Negotiations in a Cultural Context
Publication Summary
This article was initially prepared for a seminar on Negotiations at the School of Advanced International Studies (SAIS) of John's Hopkins University in Washington, DC., which was conducted by Professor I. William Zartman. The principles, as referred to then, were subsequently presented at the peace negotiations in Naivasha, Kenya, that eventually resulted in the 2005 Comprehensive Peace Agreement (CPA). They were also included in a chapter that appeared in two separate books edited by Dr. Kevin Cahill of Fordham University in New York.
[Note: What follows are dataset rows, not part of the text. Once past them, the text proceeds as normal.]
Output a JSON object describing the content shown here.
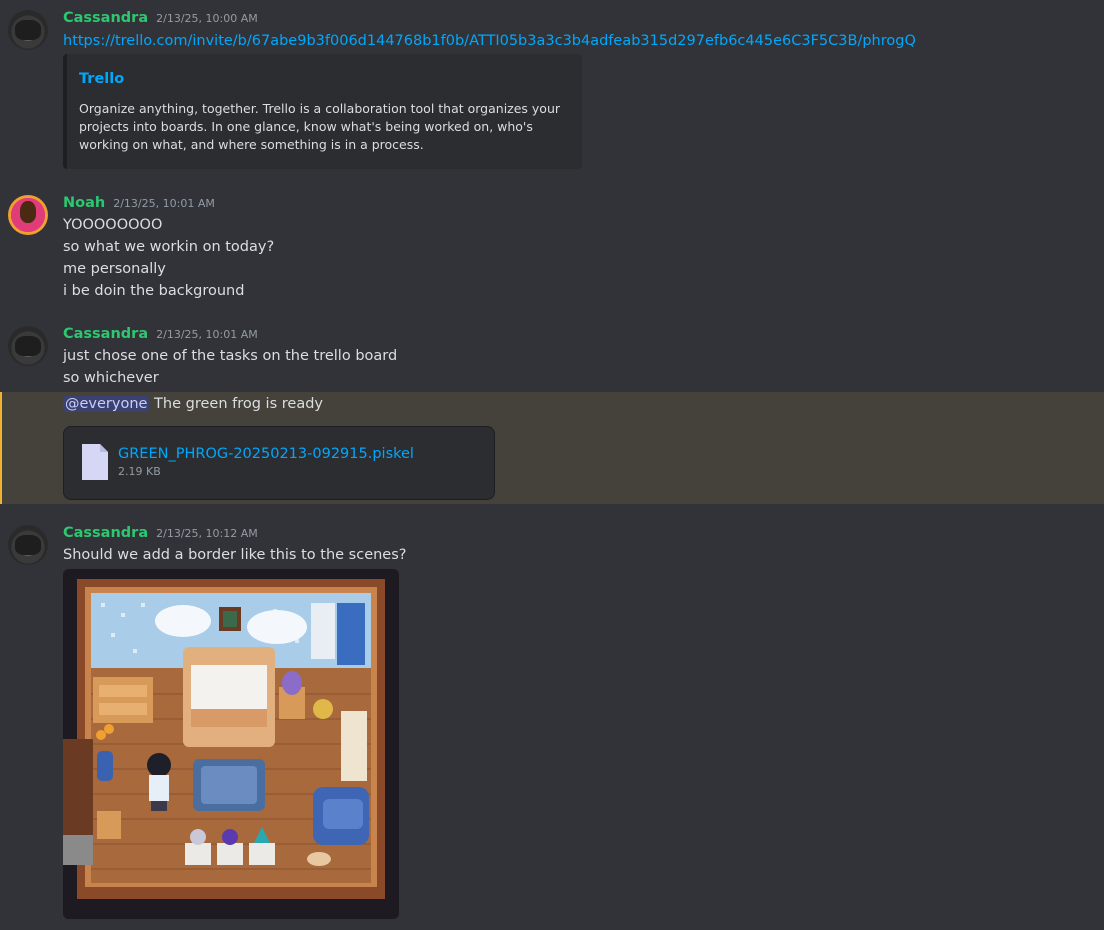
{
  "messages": [
    {
      "username": "Cassandra",
      "timestamp": "2/13/25, 10:00 AM",
      "link": "https://trello.com/invite/b/67abe9b3f006d144768b1f0b/ATTI05b3a3c3b4adfeab315d297efb6c445e6C3F5C3B/phrogQ",
      "embed": {
        "title": "Trello",
        "description": "Organize anything, together. Trello is a collaboration tool that organizes your projects into boards. In one glance, know what's being worked on, who's working on what, and where something is in a process."
      }
    },
    {
      "username": "Noah",
      "timestamp": "2/13/25, 10:01 AM",
      "lines": [
        "YOOOOOOOO",
        "so what we workin on today?",
        "me personally",
        "i be doin the background"
      ]
    },
    {
      "username": "Cassandra",
      "timestamp": "2/13/25, 10:01 AM",
      "lines": [
        "just chose one of the tasks on the trello board",
        "so whichever"
      ],
      "mention_message": {
        "mention": "@everyone",
        "text": " The green frog is ready"
      },
      "attachment": {
        "filename": "GREEN_PHROG-20250213-092915.piskel",
        "size": "2.19 KB"
      }
    },
    {
      "username": "Cassandra",
      "timestamp": "2/13/25, 10:12 AM",
      "lines": [
        "Should we add a border like this to the scenes?"
      ]
    }
  ],
  "colors": {
    "background": "#313338",
    "username_green": "#2dc770",
    "link_blue": "#00a8fc",
    "mention_highlight": "#45413b"
  },
  "icons": [
    "avatar-cassandra",
    "avatar-noah",
    "file-icon"
  ]
}
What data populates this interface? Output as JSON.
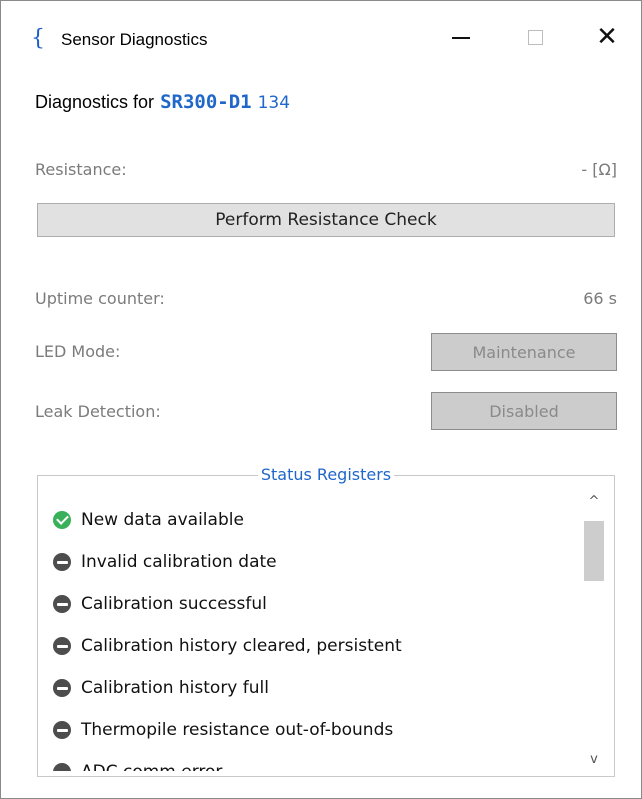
{
  "window": {
    "title": "Sensor Diagnostics",
    "app_icon": "{",
    "minimize_glyph": "",
    "close_glyph": "✕"
  },
  "heading": {
    "prefix": "Diagnostics for",
    "model": "SR300-D1",
    "serial": "134"
  },
  "resistance": {
    "label": "Resistance:",
    "value": "-   [Ω]",
    "button_label": "Perform Resistance Check"
  },
  "uptime": {
    "label": "Uptime counter:",
    "value": "66 s"
  },
  "led_mode": {
    "label": "LED Mode:",
    "button_label": "Maintenance"
  },
  "leak_detection": {
    "label": "Leak Detection:",
    "button_label": "Disabled"
  },
  "status_registers": {
    "title": "Status Registers",
    "items": [
      {
        "label": "New data available",
        "state": "active",
        "icon": "check-circle-icon"
      },
      {
        "label": "Invalid calibration date",
        "state": "inactive",
        "icon": "minus-circle-icon"
      },
      {
        "label": "Calibration successful",
        "state": "inactive",
        "icon": "minus-circle-icon"
      },
      {
        "label": "Calibration history cleared, persistent",
        "state": "inactive",
        "icon": "minus-circle-icon"
      },
      {
        "label": "Calibration history full",
        "state": "inactive",
        "icon": "minus-circle-icon"
      },
      {
        "label": "Thermopile resistance out-of-bounds",
        "state": "inactive",
        "icon": "minus-circle-icon"
      },
      {
        "label": "ADC comm error",
        "state": "inactive",
        "icon": "minus-circle-icon"
      }
    ],
    "scroll_up": "^",
    "scroll_down": "v"
  },
  "colors": {
    "accent": "#1f67c9",
    "ok": "#39b05a",
    "inactive": "#4d4d4d"
  }
}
Francis Mading Deng's Biography
Francis M. Deng has recently been assigned the position of South Sudan's Roving Ambassador after having been the country's first Permanent Representative to the United Nations. Prior to that, he served for five years as the United Nations Secretary-General's Special Advisor on the Prevention of Genocide at the level of Under-Secretary-General. From 1992 to 2004, he served as Representative of the Secretary-General on Internally Displaced Persons. His first position in the United Nations was that of Human Rights Officer in the Secretariat from 1967 to 1972 when he was appointed Sudan's Ambassador to the Nordic Countries. He was also Sudan's Ambassador to Canada and the United States of America and was also Minister of State for Foreign Affairs for five years. After leaving his Government's service, he held a series of positions in leading think tanks and universities in the United States. Dr. Deng graduated with an LLB (honors) from the University of Khartoum to which he was appointed a member of the Law Faculty and then sent abroad for post-graduate studies. He holds an LLM and a JSD from Yale University Law School. Dr. Deng has authored and edited over thirty books in a wide variety of fields and has written two novels on the crisis of national identity in the Sudan.